Лэди Файр повела его в столовую, где на столе был сервирован изысканный и сытный ужин — лососина с салатом, паштет с трюфелями и фруктовый торт. Накрыт был один прибор. Прислуга раскупорила шампанское и вышла. Лэди Файр села рядом с ним и облокотилась рукой о стол. Он откинулся на спинку стула и перевел глаза с тарелки на нее.
— Мне слишком тяжело, я не могу есть! — промолвил он. — Я не могу отделаться от мысли о несчастных голодающих женщинах и детях!
— Но если вы не будете кушать, это их все равно не накормит, — сказала лэди Файр.
— А затем это чувство собственного унижения, — продолжал он как бы через силу. — Это ведь было первое мое крупное дело, от успеха которого зависело все. И потерпеть поражение тогда, когда победа была почти в руках! Эта мысль может свести с ума!
Он наклонился вперед, взял нервно вилку, положил ее на тарелку и повернулся к лэди Файр.
— Никому на всем свете не мог бы я этого сказать, кроме вас.
— Вы знаете, почему?
Вопрос был произнесен шепотом, но она прямо глядела ему в глаза.
— Потому что вы — вы, потому что ваше мнение так дорого мне и ваше участие так необходимо.
— И все это потому, что вы знаете, что я верю в вас.
Она опустила на мгновение глаза под его пристальным, полуумоляющим взглядом. Затем снова медленно подняла их, вскинув ресницами, и повторила:
— Я верю в вас.
Дрожь пробежала по телу Годдара; его смуглое мужественное лицо засветилось радостью. Лэди Файр переменила положение и разразилась серебристым смехом.
— И все это время вы сидите и не кушаете. Если вы сейчас же не начнете, я уйду.
Годдар сконфуженно засмеялся и принялся за лососину. Отвращение к еде пропало после первых же кусков и он начал есть с аппетитом сильного и очень голодного человека. Он с утра ничего не ел за исключением небольшого бутерброда и кружки пива на вокзале. Кушанье и вино восстановили его физические силы. Лэди Файр смотрела на него с довольной улыбкой. Эти огромные серьезные мужчины иногда бывают беспомощны, как дети… Она сама прислуживала ему, не вставая со своего стула, передавала ему то тарелку, то серебряный сливочник, а когда он кончил есть, пододвинула к нему коробку с папиросами. Годдар не привык к таким деликатным женским услугам и принимал их молча и застенчиво, но они доставляли ему неизъяснимое наслаждение. Во все время ужина она весело болтала с ним о разных мелочах и вспоминала происшествия, случившиеся во время их совместного пребывания в Экклесби. Он докурил папиросу, встал из-за стола, и они вернулись в гостиную.
Годдар стоял перед камином, засунув обе руки в карман. Он еще чувствовал горечь поражения и унижения, но уже не с прежней силой.
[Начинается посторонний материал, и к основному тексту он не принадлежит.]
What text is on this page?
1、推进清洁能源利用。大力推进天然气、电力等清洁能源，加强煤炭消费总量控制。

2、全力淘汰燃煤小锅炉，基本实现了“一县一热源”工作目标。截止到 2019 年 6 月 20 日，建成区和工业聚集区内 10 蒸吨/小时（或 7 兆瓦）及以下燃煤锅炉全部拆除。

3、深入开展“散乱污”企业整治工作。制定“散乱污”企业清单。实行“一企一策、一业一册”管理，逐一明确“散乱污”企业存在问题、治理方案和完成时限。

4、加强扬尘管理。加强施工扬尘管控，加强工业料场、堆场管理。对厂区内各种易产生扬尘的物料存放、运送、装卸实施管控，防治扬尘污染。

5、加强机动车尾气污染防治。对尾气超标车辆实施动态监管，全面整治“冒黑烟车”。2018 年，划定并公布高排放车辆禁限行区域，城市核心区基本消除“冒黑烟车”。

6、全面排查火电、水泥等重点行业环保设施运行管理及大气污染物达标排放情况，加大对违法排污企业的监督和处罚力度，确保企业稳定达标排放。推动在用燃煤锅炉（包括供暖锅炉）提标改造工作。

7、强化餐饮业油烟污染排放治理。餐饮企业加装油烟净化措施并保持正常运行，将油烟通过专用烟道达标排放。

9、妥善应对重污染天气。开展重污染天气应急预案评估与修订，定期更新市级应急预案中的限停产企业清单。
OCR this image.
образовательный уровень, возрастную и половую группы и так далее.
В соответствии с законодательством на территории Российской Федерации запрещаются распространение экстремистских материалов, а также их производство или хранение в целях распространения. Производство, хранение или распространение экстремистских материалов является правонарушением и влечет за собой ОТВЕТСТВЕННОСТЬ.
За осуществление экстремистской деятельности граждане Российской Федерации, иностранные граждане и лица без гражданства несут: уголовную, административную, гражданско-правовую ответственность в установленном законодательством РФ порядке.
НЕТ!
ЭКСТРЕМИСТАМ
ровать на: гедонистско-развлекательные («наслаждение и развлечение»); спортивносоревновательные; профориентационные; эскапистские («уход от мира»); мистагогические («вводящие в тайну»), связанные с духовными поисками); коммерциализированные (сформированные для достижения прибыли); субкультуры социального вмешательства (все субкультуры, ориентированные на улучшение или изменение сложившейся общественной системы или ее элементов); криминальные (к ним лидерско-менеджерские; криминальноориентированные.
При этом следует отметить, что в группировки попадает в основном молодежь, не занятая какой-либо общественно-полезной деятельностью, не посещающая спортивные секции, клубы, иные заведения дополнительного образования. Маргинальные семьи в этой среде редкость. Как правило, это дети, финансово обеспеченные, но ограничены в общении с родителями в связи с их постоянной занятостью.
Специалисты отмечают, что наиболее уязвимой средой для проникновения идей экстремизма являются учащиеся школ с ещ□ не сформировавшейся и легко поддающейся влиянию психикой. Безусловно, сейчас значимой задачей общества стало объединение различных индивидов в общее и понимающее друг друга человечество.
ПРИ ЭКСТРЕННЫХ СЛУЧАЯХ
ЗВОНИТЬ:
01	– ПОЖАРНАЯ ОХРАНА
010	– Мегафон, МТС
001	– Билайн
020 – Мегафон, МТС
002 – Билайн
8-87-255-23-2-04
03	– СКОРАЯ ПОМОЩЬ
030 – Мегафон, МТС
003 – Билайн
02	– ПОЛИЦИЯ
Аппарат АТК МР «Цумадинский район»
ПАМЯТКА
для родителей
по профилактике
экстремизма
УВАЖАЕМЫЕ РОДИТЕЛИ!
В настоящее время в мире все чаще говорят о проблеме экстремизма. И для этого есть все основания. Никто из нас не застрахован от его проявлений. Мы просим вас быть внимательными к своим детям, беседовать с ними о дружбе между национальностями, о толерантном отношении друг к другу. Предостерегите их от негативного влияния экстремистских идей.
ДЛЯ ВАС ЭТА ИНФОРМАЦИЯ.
Ему теперь казалось, что снова может поднять голову. И все это моральное выздоровление принесла ему участливая ласка женщины, сидевшей в низеньком кресле перед ним. До этого времени он не знал и не интересовался, какую роль может играть женщина в жизни мужчины. И только теперь он понял, как необходима она стала ему, только теперь он почувствовал, какая могучая сила влекла его к ней во все время его путешествия из Экклесби в Лондон.
Их глаза встретились. Его привлекала не одна ее красота, а больше того — обаяние ее души.
— Вы всегда будете ко мне так добры, лэди Файр? — спросил он и голос его задрожал.
Она улыбнулась.
— А это разве так важно для вас?
— Это стало для меня самое важное в жизни. Я жил тяжелой жизнью вдали от женщин — женщин, подобных вам. До сих пор мне и в голову не приходило, что я мог нуждаться в помощи женщины. Год тому назад я бы засмеялся над этой мыслью, назвал бы ее глупой фантазией чувствительного героя романа. Но сегодня я почувствовал, что я нуждаюсь в вас, и я пришел к вам, потому что меня влекло нечто более сильное, чем моя воля. И вы в меня вдохнули сегодня новую жизнь. Вы знаете это?
— Вы были такой измученный и такой печальный, что мне стало жаль вас, — сказала лэди Файр.
Ухо Годдара уловило нежную нотку в ее голосе. Он подошел к ней ближе и уселся на низкую скамеечку, почти у ее ног.
— Почему не все женщины похожи на вас? Как прекрасен был бы мир!
— Всякая женщина сделала бы то же на моем месте, чтобы вас подбодрить. Кроме того, я была опечалена за вас — вы так беззаветно работали. Все говорили только о вас — ваше имя было у всех на устах. Я так гордилась, что и я работала с вами, помогала вам, как могла, — и я всем сердцем желала победы.
— И я так позорно провалился! — сказал Годдар. — Вы видите, я недостоин вашей веры в меня.
— Нет, нет, не говорите так. Это мне больно, — вскричала она с искренним огорчением.